Propolis A Honey Bee Product

Published Date: 02 Nov 2017

Keywords: antioxidant, chemistry, caffeic acid phenethyl ester (CAPE), ischemia/reperfusion (I/R)

Introduction:

Natural products played an important role in the process of drug discovery. Polyphenolics comprise an important category of bioactive compounds of natural origin. Propolis, is a naturopathic formula produced by honey bees (Apis mellifera L.) that is rich in polyphenolic compounds [1]. This resinous substance is used safely in folk medicine for its therapeutic benefits [1]. CAPE is considered the most extensively investigated constituent of propolis. Several studies elucidated that CAPE has a wide spectrum of biological properties. It has anti-inflammatory [2], antioxidant [3], and anticancer activities [4]. It is characterized by potent antioxidant and cytoprotective activities. CAPE has demonstrated protective effects against ischemia-reperfusion injury in multiple target tissues including brain, retina, heart, skeletal muscles, testis, ovaries, intestine, colon and liver. Several studies indicated the preventive effects of CAPE against chemotherapy-induced adverse drug reactions (ADRs) including several antibiotics (streptomycin, vancomycin, isoniazid, ethambutol) and chemotherapeutic agents (mitomycin, doxorubicin, cisplatin, methotrexate,).
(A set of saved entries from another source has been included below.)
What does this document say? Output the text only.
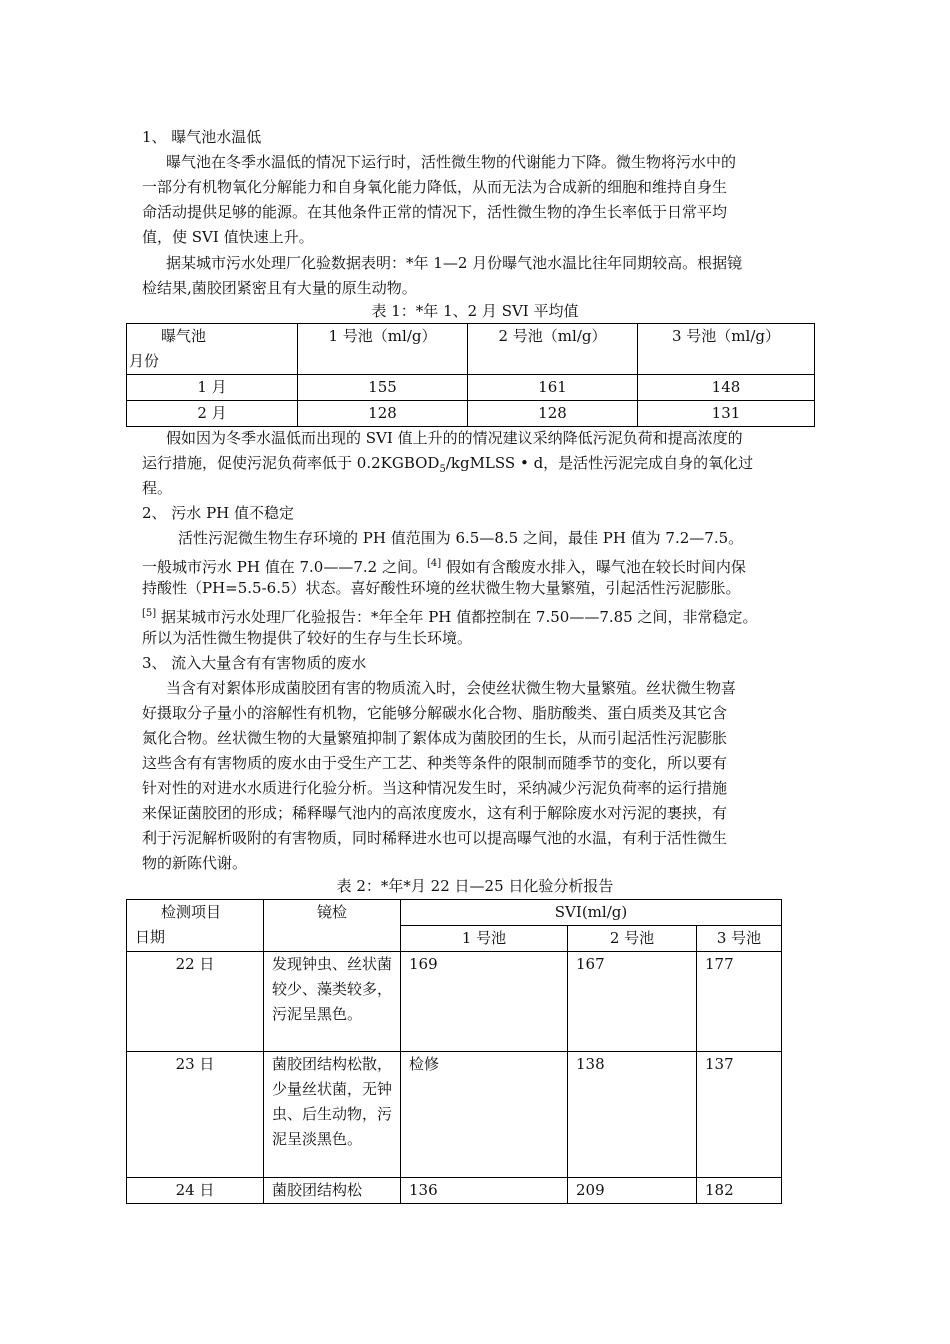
1、 曝气池水温低

曝气池在冬季水温低的情况下运行时，活性微生物的代谢能力下降。微生物将污水中的

一部分有机物氧化分解能力和自身氧化能力降低，从而无法为合成新的细胞和维持自身生

命活动提供足够的能源。在其他条件正常的情况下，活性微生物的净生长率低于日常平均

值，使 SVI 值快速上升。

据某城市污水处理厂化验数据表明：*年 1—2 月份曝气池水温比往年同期较高。根据镜

检结果,菌胶团紧密且有大量的原生动物。

表 1：*年 1、2 月 SVI 平均值
曝气池
月份	1 号池（ml/g）	2 号池（ml/g）	3 号池（ml/g）
1 月	155	161	148
2 月	128	128	131

假如因为冬季水温低而出现的 SVI 值上升的的情况建议采纳降低污泥负荷和提高浓度的

运行措施，促使污泥负荷率低于 $0.2KGBOD_5$/kgMLSS • d，是活性污泥完成自身的氧化过

程。

2、 污水 PH 值不稳定

活性污泥微生物生存环境的 PH 值范围为 6.5—8.5 之间，最佳 PH 值为 7.2—7.5。

一般城市污水 PH 值在 7.0——7.2 之间。[4] 假如有含酸废水排入，曝气池在较长时间内保

持酸性（PH=5.5-6.5）状态。喜好酸性环境的丝状微生物大量繁殖，引起活性污泥膨胀。

[5] 据某城市污水处理厂化验报告：*年全年 PH 值都控制在 7.50——7.85 之间，非常稳定。

所以为活性微生物提供了较好的生存与生长环境。

3、 流入大量含有有害物质的废水

当含有对絮体形成菌胶团有害的物质流入时，会使丝状微生物大量繁殖。丝状微生物喜

好摄取分子量小的溶解性有机物，它能够分解碳水化合物、脂肪酸类、蛋白质类及其它含

氮化合物。丝状微生物的大量繁殖抑制了絮体成为菌胶团的生长，从而引起活性污泥膨胀

这些含有有害物质的废水由于受生产工艺、种类等条件的限制而随季节的变化，所以要有

针对性的对进水水质进行化验分析。当这种情况发生时，采纳减少污泥负荷率的运行措施

来保证菌胶团的形成；稀释曝气池内的高浓度废水，这有利于解除废水对污泥的裹挟，有

利于污泥解析吸附的有害物质，同时稀释进水也可以提高曝气池的水温，有利于活性微生

物的新陈代谢。

表 2：*年*月 22 日—25 日化验分析报告
检测项目
日期	镜检	SVI(ml/g)		
		1 号池	2 号池	3 号池
22 日	发现钟虫、丝状菌较少、藻类较多，污泥呈黑色。	169	167	177
23 日	菌胶团结构松散，少量丝状菌，无钟虫、后生动物，污泥呈淡黑色。	检修	138	137
24 日	菌胶团结构松	136	209	182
The present review discusses CAPE chemistry, and biological activities with special emphasis on antioxidant activity as well as protection against I/R injury and adverse drug reactions.

CAPE Chemistry:

CAPE is a diphenolic compound that has the empirical formula C17H16O4, and molecular weight of 284.3. The complete chemical name of CAPE is: (E)-3-(3,4-dihydroxyphenyl)-2-propionic acid, 2-phenylethyl 3-(3,4-dihydroxyphenyl)-2-propenoate [5-6]. The chemical structure of CAPE is shown in Fig.1. CAPE is a white, fine crystalline powder, insoluble in water but freely soluble in ethanol, methanol, acetone and DMSO. The solubility of CAPE in these solvents is about 10 mg/ml [5]. Alcohols should be carefully used in vivo as solvents for CAPE, since they can give rise to new bioactive caffeic acid esters through transestrification [7]. The recommended storage temperature for CAPE is -20ºC. CAPE was first identified as a component of propolis in 1987[8]. Propolis (bee glue) is a natural resinous hive product gathered by honeybees from buds, leaf and exudates of certain trees and plants. The chemical composition of propolis and its biological properties depend on the vegetation in the area from which they were collected [9]. Regardless of the source of propolis, CAPE is one of the most investigated and precious components of propolis. CAPE can be either extracted from propolis by different extraction methods or it can be chemically synthesized by several methods including response surface methodology from caffeic acid and phenethyl alcohols with a molar conversion value of 96% [10] and 91.2%.[11]. Its analogs such as 2-cyclohexylethyl caffeate and 3-cyclohexylpropyl caffeate can be synthesized from transesterification of methyl caffeate with Candida antarctica lipase B by using an ionic liquid, 1-butyl-3- methylimidazolium bis(trifluoromethylsulfonyl)imide, as a solvent [12].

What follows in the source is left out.